Notch signaling can aid in the development of all innate lymphoid cells, but in TOX-deficient cells, Notch target genes are expressed at low levels, so it is possible that TOX is required for downstream activation of these Notch target genes. TOX was also found to bind Hes1, a Notch target gene, in embryonic kidney cells.

Several ILC3 populations are reduced in the absence of TOX, implicating TOX's role in their development.
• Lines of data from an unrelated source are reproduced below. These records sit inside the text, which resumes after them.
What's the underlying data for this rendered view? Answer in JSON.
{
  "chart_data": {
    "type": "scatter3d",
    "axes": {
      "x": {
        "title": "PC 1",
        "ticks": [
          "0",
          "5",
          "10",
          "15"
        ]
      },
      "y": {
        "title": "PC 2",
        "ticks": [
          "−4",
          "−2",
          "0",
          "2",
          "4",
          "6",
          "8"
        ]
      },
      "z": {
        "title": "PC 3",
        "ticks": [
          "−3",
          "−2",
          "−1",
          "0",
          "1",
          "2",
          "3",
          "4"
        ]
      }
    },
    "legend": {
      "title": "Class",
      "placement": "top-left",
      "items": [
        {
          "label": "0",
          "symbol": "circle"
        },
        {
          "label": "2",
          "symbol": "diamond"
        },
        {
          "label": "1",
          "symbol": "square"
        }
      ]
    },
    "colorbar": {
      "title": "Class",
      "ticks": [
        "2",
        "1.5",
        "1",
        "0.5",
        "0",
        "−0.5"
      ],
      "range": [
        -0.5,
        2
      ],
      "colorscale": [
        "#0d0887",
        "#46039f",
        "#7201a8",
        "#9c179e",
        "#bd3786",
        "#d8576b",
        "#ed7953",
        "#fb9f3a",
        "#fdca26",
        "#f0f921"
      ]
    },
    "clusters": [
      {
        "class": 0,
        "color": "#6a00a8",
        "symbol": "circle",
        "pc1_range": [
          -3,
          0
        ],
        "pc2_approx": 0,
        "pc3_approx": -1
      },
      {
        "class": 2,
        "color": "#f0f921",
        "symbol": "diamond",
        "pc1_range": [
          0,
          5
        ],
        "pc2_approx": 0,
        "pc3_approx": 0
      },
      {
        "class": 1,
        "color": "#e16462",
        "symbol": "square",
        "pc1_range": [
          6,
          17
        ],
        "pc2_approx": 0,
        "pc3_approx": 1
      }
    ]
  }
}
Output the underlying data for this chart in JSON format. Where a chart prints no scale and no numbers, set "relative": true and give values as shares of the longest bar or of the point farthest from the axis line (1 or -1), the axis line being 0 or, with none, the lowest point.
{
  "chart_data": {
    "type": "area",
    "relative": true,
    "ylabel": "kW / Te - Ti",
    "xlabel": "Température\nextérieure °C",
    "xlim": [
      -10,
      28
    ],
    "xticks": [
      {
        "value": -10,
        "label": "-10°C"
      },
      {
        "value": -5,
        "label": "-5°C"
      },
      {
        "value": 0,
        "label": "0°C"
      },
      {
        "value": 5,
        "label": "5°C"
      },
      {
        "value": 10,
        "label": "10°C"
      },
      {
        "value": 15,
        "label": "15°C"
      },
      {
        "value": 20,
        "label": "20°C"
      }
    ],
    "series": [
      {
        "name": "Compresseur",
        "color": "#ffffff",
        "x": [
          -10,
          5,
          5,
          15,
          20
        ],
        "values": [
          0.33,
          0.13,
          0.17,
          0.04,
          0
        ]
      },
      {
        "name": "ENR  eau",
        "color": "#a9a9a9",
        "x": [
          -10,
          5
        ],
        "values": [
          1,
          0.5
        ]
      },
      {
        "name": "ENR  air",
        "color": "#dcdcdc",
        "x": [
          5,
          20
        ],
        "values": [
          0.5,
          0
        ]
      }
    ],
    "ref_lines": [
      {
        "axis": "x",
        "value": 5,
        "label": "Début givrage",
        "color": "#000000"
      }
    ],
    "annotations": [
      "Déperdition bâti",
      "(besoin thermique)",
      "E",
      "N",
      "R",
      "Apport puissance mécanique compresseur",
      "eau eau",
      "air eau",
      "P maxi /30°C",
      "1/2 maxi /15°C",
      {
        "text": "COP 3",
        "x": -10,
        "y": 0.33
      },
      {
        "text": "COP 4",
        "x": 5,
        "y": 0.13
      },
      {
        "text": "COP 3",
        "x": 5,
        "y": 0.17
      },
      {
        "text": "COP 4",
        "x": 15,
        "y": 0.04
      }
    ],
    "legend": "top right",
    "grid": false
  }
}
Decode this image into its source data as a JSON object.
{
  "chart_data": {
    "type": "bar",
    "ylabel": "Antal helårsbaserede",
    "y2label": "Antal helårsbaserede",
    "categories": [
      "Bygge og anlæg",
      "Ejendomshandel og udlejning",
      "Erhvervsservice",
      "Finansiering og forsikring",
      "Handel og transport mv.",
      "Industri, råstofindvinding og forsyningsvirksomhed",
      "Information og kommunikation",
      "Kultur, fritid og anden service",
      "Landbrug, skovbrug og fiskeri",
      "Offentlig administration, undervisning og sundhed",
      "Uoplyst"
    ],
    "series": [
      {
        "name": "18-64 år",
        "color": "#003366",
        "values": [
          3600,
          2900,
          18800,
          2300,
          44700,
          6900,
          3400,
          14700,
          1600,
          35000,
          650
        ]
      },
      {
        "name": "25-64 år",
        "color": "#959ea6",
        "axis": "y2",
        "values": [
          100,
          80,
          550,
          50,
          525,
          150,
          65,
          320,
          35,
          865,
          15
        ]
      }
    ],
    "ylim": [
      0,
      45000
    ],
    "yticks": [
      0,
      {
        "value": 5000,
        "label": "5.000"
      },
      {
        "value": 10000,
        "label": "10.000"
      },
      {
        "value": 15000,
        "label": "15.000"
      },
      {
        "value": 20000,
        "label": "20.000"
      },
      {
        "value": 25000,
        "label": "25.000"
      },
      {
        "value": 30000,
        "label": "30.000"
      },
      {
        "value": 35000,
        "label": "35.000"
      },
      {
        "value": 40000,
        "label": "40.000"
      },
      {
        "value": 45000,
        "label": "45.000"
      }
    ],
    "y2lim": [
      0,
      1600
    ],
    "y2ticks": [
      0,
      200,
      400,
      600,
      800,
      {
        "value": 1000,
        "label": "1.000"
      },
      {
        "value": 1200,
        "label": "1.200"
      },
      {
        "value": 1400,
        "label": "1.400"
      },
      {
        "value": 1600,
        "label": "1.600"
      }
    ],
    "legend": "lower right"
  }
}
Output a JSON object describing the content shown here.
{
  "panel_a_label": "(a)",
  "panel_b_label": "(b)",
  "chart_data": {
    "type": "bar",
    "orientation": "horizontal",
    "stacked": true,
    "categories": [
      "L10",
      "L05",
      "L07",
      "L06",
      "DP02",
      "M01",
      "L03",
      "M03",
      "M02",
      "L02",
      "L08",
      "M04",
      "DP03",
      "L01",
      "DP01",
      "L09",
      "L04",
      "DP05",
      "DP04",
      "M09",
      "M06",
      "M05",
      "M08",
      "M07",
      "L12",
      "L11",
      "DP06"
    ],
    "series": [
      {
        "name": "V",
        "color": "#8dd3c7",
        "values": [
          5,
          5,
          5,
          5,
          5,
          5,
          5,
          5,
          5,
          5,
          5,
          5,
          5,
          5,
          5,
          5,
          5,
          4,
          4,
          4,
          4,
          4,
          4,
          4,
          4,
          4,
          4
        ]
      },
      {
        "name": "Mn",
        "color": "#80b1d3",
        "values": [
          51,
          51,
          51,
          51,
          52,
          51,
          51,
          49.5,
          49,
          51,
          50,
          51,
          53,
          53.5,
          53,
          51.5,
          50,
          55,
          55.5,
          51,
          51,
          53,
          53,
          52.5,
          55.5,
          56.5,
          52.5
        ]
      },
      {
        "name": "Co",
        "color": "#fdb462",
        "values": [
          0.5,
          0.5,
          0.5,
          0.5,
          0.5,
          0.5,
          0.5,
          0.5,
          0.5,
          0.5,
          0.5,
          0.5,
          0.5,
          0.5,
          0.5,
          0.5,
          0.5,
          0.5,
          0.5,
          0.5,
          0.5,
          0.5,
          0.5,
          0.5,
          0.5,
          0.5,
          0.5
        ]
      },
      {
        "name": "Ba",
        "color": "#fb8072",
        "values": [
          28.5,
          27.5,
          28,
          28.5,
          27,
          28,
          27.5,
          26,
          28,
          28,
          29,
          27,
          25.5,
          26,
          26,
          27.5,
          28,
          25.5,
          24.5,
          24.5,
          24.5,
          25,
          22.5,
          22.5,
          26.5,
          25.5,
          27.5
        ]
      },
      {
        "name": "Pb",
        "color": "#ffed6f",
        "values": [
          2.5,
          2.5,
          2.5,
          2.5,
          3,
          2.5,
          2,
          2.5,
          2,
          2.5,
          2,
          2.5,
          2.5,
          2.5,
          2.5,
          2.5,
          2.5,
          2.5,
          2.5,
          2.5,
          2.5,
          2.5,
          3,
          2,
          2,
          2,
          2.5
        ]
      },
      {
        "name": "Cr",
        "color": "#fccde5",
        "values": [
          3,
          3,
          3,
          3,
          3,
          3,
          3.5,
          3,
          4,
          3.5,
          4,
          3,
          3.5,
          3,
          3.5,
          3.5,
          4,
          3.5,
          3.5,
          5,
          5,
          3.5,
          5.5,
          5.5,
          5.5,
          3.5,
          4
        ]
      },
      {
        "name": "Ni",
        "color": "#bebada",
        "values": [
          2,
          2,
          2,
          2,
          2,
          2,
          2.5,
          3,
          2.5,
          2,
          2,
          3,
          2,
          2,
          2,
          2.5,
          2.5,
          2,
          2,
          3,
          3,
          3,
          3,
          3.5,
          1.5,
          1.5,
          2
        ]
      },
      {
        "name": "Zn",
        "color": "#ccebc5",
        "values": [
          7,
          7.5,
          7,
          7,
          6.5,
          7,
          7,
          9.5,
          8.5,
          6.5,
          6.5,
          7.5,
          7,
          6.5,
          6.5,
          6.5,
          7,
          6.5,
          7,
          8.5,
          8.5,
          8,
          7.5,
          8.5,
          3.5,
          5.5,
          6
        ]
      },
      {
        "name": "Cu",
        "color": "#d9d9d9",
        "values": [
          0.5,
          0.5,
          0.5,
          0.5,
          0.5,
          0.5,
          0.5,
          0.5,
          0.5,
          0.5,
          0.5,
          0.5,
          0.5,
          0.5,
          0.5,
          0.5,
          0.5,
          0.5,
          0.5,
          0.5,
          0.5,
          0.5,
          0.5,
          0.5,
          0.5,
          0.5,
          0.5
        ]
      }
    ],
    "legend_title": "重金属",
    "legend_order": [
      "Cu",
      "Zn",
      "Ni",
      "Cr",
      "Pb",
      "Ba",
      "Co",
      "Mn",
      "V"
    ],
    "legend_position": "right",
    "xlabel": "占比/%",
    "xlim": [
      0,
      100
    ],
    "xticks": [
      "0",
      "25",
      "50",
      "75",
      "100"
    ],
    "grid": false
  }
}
In the small intestine, major ILC3 populations are normal in TOX-deficient cells, suggesting that gut ILC3 development may occur independently of TOX. Some ILC3 populations in the gut expand in the absence of TOX.

It has been proposed that NFIL3 and TOX regulate the transition of common lymphoid progenitor to early innate lymphoid progenitor. In NFIL3-deficient mice, the expression of TOX is downregulated, indicating that NFIL3 is directly affecting the expression of TOX which is then acting downstream in ILC development. TOX-deficient mice and NFIL3-deficient mice both lack mature ILCs and ILC progenitors.